CNN — The project involving an international team of scientists will reveal what lies beneath the thick polar ice sheet and, they hope, unveil clues about climate change.
The Aurora and Wilkes Subglacial Basins — an area equivalent to half the size of the United States — include mountains, valleys, and lakes, all covered in ice that is rapidly melting into the sea, said Professor Martin Siegert of the University of Edinburgh, one of the three groups leading the study.
“The satellite observations tell us the ice is losing mass at this moment and we really do need to understand that,” Siegert told CNN. “We need to comprehend why the ice sheet is responding in this way.”
Siegert and colleagues from the University of Texas at Austin and the Australian Antarctic Division plan to fly over the area in a World War II-era plane, starting in December. They will be based at Australia’s Casey Station. The team chose to use the upgraded DC-3 aircraft because it offers greater fuel efficiency than the heavy cargo planes used in the past, and better range than the lighter planes, which require extra fuel to be flown in.
“We’re getting much more science done with less oil using this old airframe with modern engines,” said Don Blankenship, a research scientist at the the Institute for Geophysics at UT-Austin. Siegert said the plane was “optimum” for what the scientists hoped to do: “This is quite a robust aircraft. It’s been used in Antarctica quite often.”
The previous research covered only about 40 percent of the ice sheet and stopped in the 1970s, Siegert said. “I guess everyone thought we’d return one day,” he said. “I don’t think anybody realized it would take us 30 years.” The research can resume now, he said, because the Australians built an airstrip near Casey that they can use for the project, Siegert said.

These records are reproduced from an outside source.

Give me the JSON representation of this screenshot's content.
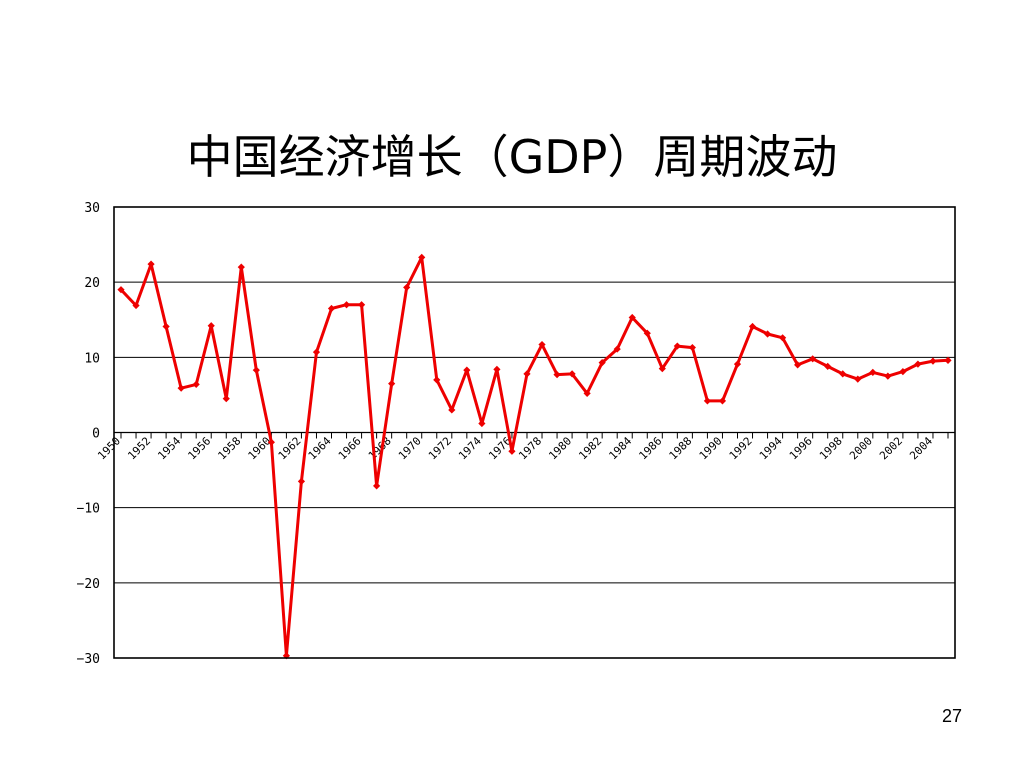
{
  "slide": {
    "title": "中国经济增长（GDP）周期波动",
    "page_number": "27"
  },
  "chart_data": {
    "type": "line",
    "title": "",
    "xlabel": "",
    "ylabel": "",
    "ylim": [
      -30,
      30
    ],
    "y_ticks": [
      30,
      20,
      10,
      0,
      -10,
      -20,
      -30
    ],
    "y_tick_labels": [
      "30",
      "20",
      "10",
      "0",
      "−10",
      "−20",
      "−30"
    ],
    "x_tick_labels": [
      "1950",
      "1952",
      "1954",
      "1956",
      "1958",
      "1960",
      "1962",
      "1964",
      "1966",
      "1968",
      "1970",
      "1972",
      "1974",
      "1976",
      "1978",
      "1980",
      "1982",
      "1984",
      "1986",
      "1988",
      "1990",
      "1992",
      "1994",
      "1996",
      "1998",
      "2000",
      "2002",
      "2004"
    ],
    "grid": true,
    "legend": "none",
    "color": "#ee0000",
    "series": [
      {
        "x": [
          1950,
          1951,
          1952,
          1953,
          1954,
          1955,
          1956,
          1957,
          1958,
          1959,
          1960,
          1961,
          1962,
          1963,
          1964,
          1965,
          1966,
          1967,
          1968,
          1969,
          1970,
          1971,
          1972,
          1973,
          1974,
          1975,
          1976,
          1977,
          1978,
          1979,
          1980,
          1981,
          1982,
          1983,
          1984,
          1985,
          1986,
          1987,
          1988,
          1989,
          1990,
          1991,
          1992,
          1993,
          1994,
          1995,
          1996,
          1997,
          1998,
          1999,
          2000,
          2001,
          2002,
          2003,
          2004,
          2005
        ],
        "values": [
          19,
          16.9,
          22.4,
          14.1,
          5.9,
          6.4,
          14.2,
          4.5,
          22,
          8.3,
          -1.3,
          -29.7,
          -6.5,
          10.7,
          16.5,
          17,
          17,
          -7.1,
          6.5,
          19.3,
          23.3,
          7,
          3,
          8.3,
          1.2,
          8.4,
          -2.5,
          7.8,
          11.7,
          7.7,
          7.8,
          5.2,
          9.3,
          11.1,
          15.3,
          13.2,
          8.5,
          11.5,
          11.3,
          4.2,
          4.2,
          9.1,
          14.1,
          13.1,
          12.6,
          9,
          9.8,
          8.8,
          7.8,
          7.1,
          8,
          7.5,
          8.1,
          9.1,
          9.5,
          9.6
        ]
      }
    ]
  }
}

As they fly over the area, the researchers plan to use high-resolution radar and other instruments to measure the thickness of the ice and the composition, density and texture of the rocks beneath it. The findings will help them analyze past climate change over thousands of years and also forecast sea level changes. “The data that we collect should provide a lot more detail of what caused past climate shifts, why there appears to be more ice loss from glaciers at present, and give us real clues to what may happen in the coming decades,” Siegert said.

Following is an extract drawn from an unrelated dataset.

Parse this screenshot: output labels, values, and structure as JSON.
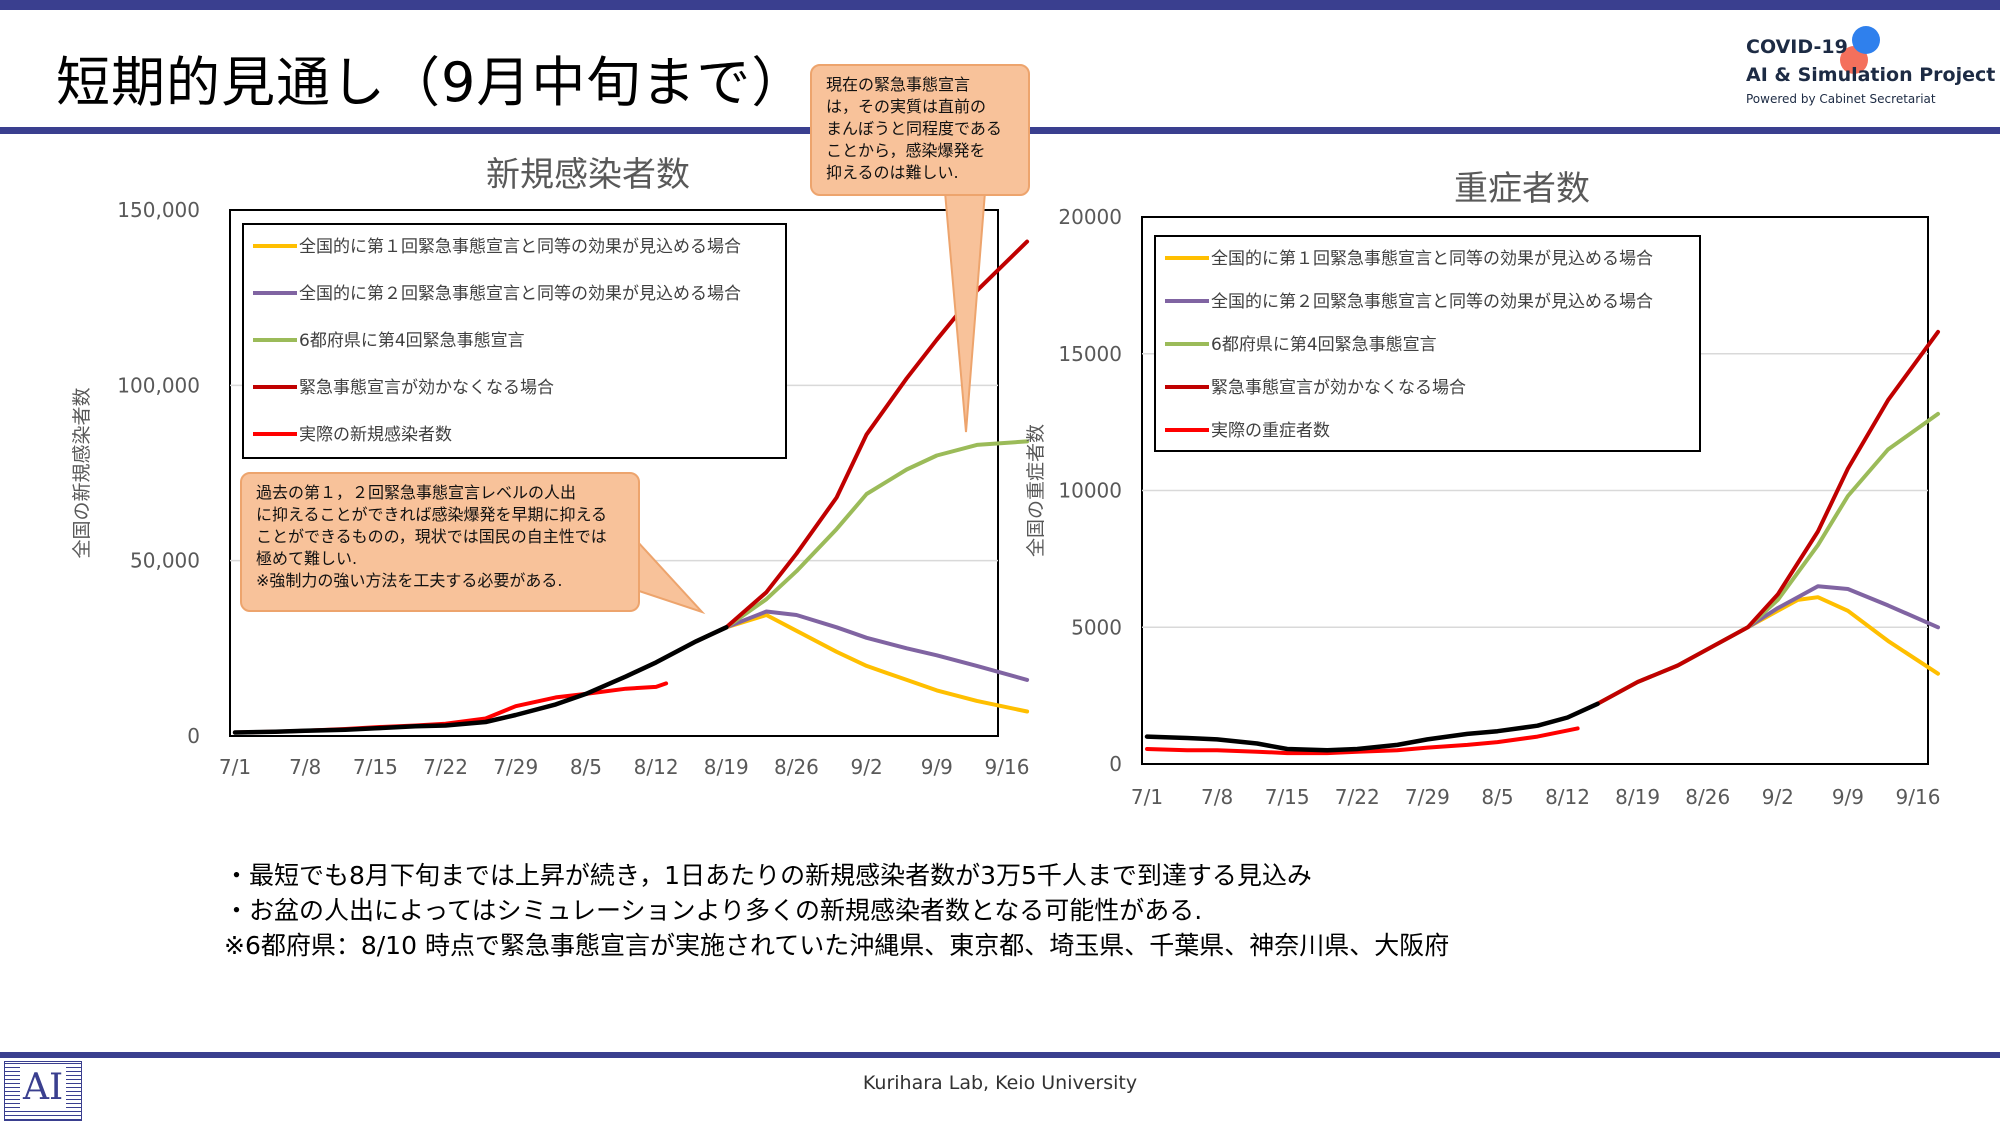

Funding for the project comes from Britain’s Natural Environmental Research Council, the U.S. National Science Foundation, the Australian Antarctic Division and UT-Austin.
Charting of the areas will happen over three Antarctic summers, beginning in December with the eastern section. That area is believed to have the thickest ice on the continent — up to 5 kilometers (3 miles) thick.
The chemistry of the thick ice might also solve a mystery about past climate, the researchers said.
Antarctic ice cores have already revealed aspects of the earth’s climate dating back 800,000 years. But around 1 million years ago, the earth’s climate changed in a way that caused ice ages to come and go much more rapidly than before and scientists have long wondered what caused this shift, the University of Texas said.
The Australian researchers on the project plan to search for sites to drill new ice cores to reveal data even older than 1 million years.